According to the report, these systems may have been compromised by a number of rudimentary security schemes or penetration techniques. Spear phishing against facility employees, targeting “unsupported or outdated operating systems and software”, and exploiting control systems that are loaded with vulnerable firmware are all avenues of entry, according to the report.

Improper manipulation of the technical equipment in water systems could, in some cases, effectively poison a water supply. For example, an incident earlier this year in Oldsmar, Florida., saw an unknown hacker hijack the city’s water system and raise its sodium hydroxide levels to toxic levels. The incident was never fully resolved.

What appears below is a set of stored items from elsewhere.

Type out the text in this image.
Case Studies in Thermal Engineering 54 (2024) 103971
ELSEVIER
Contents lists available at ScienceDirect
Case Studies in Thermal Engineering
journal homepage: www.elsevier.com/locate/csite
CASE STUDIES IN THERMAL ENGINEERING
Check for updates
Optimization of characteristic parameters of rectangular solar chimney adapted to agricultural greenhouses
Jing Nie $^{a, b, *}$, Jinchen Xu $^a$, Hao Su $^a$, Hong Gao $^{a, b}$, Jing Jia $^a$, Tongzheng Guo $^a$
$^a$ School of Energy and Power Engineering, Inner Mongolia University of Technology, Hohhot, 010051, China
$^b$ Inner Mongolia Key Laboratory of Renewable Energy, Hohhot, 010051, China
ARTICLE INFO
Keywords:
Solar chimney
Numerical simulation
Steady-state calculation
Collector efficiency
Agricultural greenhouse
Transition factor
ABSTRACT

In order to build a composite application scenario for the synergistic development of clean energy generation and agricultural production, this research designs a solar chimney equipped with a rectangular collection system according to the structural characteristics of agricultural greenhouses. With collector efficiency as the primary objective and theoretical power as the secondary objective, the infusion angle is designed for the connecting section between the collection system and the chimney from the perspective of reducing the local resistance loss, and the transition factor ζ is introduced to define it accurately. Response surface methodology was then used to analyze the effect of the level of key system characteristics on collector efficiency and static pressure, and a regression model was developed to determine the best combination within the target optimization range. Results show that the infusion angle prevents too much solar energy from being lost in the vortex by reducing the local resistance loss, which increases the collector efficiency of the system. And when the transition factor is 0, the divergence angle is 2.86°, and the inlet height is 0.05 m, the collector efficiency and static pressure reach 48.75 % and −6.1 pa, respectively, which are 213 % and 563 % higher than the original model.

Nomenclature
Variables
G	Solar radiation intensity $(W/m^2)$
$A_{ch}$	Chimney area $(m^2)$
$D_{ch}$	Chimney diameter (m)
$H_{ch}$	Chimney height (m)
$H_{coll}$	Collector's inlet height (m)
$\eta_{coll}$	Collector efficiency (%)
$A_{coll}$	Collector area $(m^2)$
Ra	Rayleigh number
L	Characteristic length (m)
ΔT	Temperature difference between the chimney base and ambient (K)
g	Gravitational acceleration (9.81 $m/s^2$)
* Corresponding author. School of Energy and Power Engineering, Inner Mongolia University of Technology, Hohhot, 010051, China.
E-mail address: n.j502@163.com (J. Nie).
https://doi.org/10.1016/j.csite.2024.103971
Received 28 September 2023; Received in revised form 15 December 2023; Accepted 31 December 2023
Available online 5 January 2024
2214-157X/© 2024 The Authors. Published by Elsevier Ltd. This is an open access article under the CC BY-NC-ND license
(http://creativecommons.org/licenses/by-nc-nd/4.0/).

Ransomware, which has existed for decades, has become an increasingly destructive force both in the US and around the world. A virtual meeting of the White House on Tuesday that senior officials from up to 31 different countries came together to discuss the ransomware threat and what steps could be taken to advance an internationally coordinated approach to address it.

On Friday also the Financial Crimes Network (FinCEN) of the US Treasury Department published a report shows the extent to which the ransomware industry has flourished in recent years, with much of its growth apparently being driven by cryptocurrencies. According to the report, investigators uncovered approximately $ 5.2 billion worth of Bitcoin payments that are “potentially linked to ransomware operations.” That’s a lot of malware.